|Abbeydale is an 18th century
industrial works - one of the first working museum sites in the UK. It
is the site of a former steel blade factory; its main product being
agricultural scythes, although other bladed implements were made there.
It is on the outskirts of Sheffield, on the banks of the River Sheaf, which was the water source that drive the mill wheels that powered the machinery.
|The site houses the only intact
crucible steel furnace remaining in the world. It was built in around
1830 and was the source of Abbeydale's steel for manufacturing
the various tools and implements.
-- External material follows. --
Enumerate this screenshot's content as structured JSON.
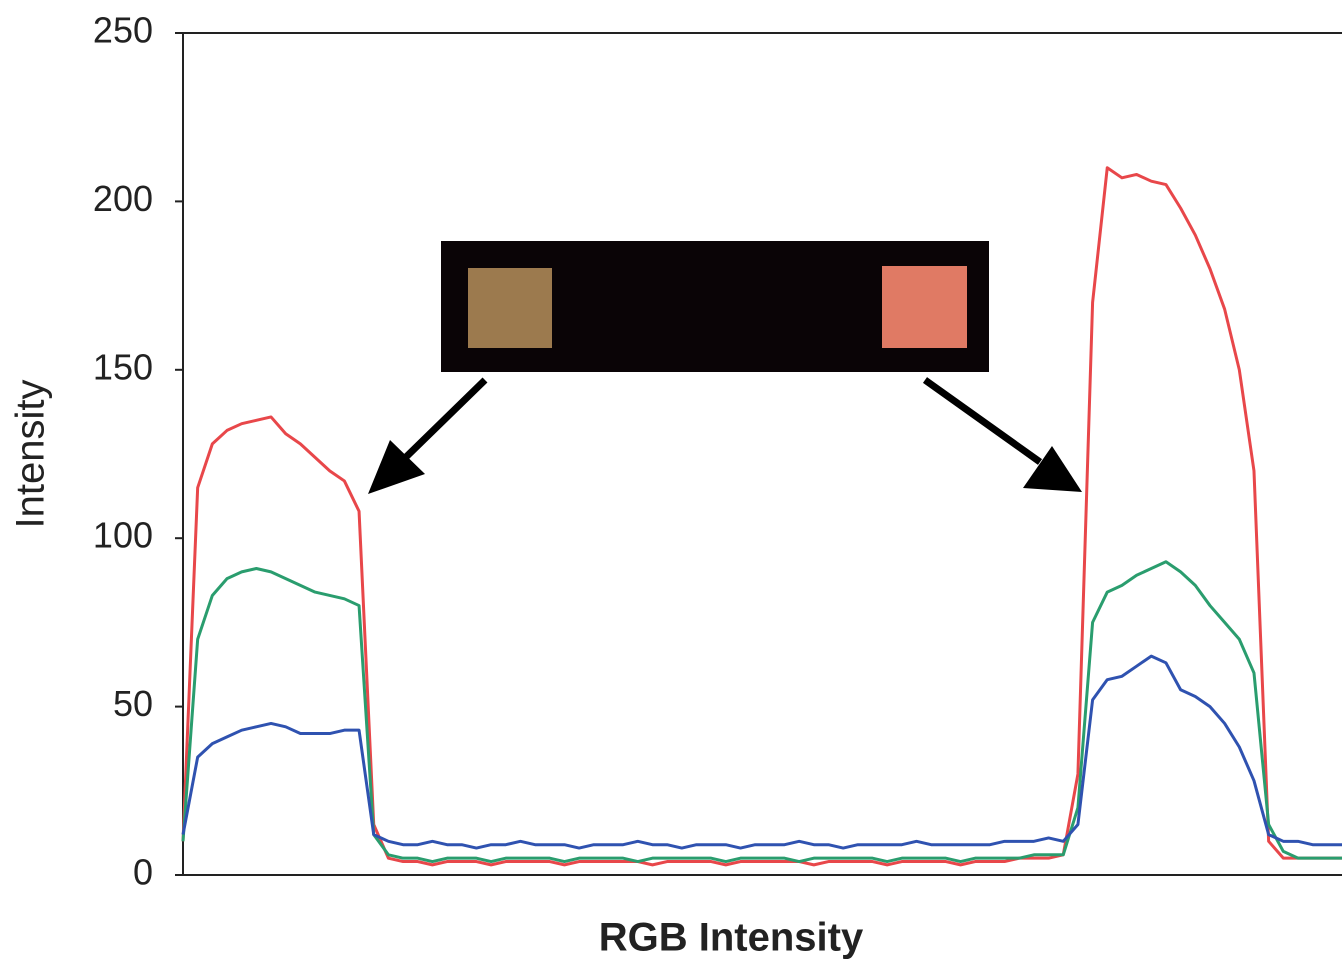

During a visit to the site it is
possible to see the associated pot shop where the clay crucibles that
held the raw ingredients for steel were made.
The crucible furnace reached temperatures in excess of 1600 degrees Celsius. Making steel was hot, hard work.
The crucibles full of molten metal were lifted from the furnace by a "puller out" and then poured from the crucibles by a "teemer" to form ingots.
In turn, the ingots were forged under the site's tilt hammers to create blank blades before they were sent on to the grinders to be given a sharp edge.
grinding workshop, or hull, contained six sandstone grind stones and
two polishing wheels, all powered by a waterwheel. The stones were huge
- taller than many of the workers - and suspended with their lower
edges in a trough of water to keep the surface wet while the grinders
worked. The grinder sat astride the trough and held the blade against
the rotating stone to give it an edge.
The work was hot, hard and dangerous with many hazards. The fine dust thrown off the stone during the process got into workers' lungs, causing silicosis, a debilitating and usually fatal disease. But there was also risk of parts of the grindstone breaking away and causing injury or blindness. On some occasions the whole stone shattered, killing anyone close to it.